On and on while everyone else around me threw their caps up in celebration, my eyes remained on the screen in front of me. I knew those faces. Her eyes, bright and blue, were so full of life and joy and the eyes that belonged to him—belonged to me—didn’t bother leaving her face. He watched her with pure adoration and I knew
everything
: the moment before we collided, my hand caressing her face as we made our way to dinner. Her breathless sigh as my eyes kept steady contact with hers, not bothering to watch the road I’d driven on a hundred times. The sound of her crying out when she noticed someone—Dexter—running out into the road.
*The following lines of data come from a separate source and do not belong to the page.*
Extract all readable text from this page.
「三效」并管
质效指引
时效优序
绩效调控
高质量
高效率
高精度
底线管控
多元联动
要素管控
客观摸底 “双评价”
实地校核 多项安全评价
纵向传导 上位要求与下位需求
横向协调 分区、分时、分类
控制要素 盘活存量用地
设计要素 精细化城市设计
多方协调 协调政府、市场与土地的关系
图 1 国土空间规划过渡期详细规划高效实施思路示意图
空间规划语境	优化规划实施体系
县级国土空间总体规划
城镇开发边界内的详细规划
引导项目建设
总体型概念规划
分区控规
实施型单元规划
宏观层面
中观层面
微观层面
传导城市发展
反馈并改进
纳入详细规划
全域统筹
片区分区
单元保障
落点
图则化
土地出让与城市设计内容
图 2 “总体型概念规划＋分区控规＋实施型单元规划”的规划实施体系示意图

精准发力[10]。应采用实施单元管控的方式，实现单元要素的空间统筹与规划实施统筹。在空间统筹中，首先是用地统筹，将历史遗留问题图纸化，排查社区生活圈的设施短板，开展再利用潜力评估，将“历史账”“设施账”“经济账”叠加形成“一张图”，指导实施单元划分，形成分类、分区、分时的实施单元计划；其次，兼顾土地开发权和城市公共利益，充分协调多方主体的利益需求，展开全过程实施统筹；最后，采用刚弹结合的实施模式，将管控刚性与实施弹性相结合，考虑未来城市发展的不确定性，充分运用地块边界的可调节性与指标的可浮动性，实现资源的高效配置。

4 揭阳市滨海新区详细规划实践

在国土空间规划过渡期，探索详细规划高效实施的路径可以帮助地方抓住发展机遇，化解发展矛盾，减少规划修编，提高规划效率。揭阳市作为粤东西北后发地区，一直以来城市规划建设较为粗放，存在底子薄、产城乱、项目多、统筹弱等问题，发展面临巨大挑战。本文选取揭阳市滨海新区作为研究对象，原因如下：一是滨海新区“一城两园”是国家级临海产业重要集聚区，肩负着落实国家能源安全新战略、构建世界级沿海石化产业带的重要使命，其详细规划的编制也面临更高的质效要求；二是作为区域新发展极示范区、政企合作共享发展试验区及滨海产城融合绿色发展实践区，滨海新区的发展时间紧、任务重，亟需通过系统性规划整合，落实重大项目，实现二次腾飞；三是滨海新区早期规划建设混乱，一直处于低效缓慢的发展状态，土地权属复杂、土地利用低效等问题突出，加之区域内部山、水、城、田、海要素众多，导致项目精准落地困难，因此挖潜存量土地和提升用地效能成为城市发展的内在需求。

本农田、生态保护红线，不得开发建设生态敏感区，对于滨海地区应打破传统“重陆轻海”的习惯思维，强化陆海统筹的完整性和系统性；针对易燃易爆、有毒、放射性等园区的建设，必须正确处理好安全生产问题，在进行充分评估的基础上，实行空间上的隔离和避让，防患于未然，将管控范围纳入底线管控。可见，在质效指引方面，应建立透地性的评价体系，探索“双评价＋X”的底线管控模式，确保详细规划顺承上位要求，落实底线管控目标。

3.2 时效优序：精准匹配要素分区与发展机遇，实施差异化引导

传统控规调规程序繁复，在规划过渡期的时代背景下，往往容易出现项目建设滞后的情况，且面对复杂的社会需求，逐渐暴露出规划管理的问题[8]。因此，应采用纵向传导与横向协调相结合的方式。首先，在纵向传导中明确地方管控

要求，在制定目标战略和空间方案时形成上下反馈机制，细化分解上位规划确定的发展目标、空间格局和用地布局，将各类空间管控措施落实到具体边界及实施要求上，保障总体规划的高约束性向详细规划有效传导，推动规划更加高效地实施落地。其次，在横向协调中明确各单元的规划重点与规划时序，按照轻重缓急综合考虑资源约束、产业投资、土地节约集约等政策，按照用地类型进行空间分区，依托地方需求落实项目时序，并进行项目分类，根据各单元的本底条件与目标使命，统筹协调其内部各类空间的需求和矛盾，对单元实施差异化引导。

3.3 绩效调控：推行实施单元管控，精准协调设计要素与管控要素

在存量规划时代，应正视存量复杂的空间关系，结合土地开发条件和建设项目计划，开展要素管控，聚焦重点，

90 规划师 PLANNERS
The thump of his body being hit by my car and then the swerve that landed us smack into the tree. Silence.

The sound of her last breath, quiet and peaceful as we died together.

Her name was Annabelle. Mine was Greg.

Chapter
23

I
said my goodbyes, not quite looking Ralph or Tracey in the eyes. I couldn’t. I didn’t know how to feel and the one person I wanted to talk to would likely never want to speak to me again.

I was still fuzzy on a lot of things. But I knew the way Annabelle felt and how wonderful it was to be in love with her and to feel her love for me. I didn’t know where I was headed to when I got into my car but when I pulled up in front of the place that had once housed me, I knew I had to go inside. I threw my cap and gown in the backseat and got out of the car, taking in the house in front of me. It was a grieving house. The flowers weren’t cared for the way they might’ve been, had the owners of the home not been dealing with a recent tragedy.

I walked up the steps, wiping my hands against my cargo shorts before pressing my fingers against the doorbell. I heard the gentle pad of feet coming downstairs and the door creaked open.

“Dexter?” Dark hair, graying, and eyes surrounded by laugh lines. More memories surfaced. I grabbed onto the doorframe, feeling ill. “Dex? Are you all right?” When her hand reached out to steady me, I stepped back.

“Yeah, I’m fine.” I shook my head. “You know Dex—I mean, me. You know me?”

She smiled. “Of course I do. I feel like I hardly know you anymore. It’s been a very long time. Seven months now. I didn’t think I’d…ever see you again.” She shifted her weight from one foot to the other, still holding onto the door. “Did you want to come inside? I think you need to sit down.”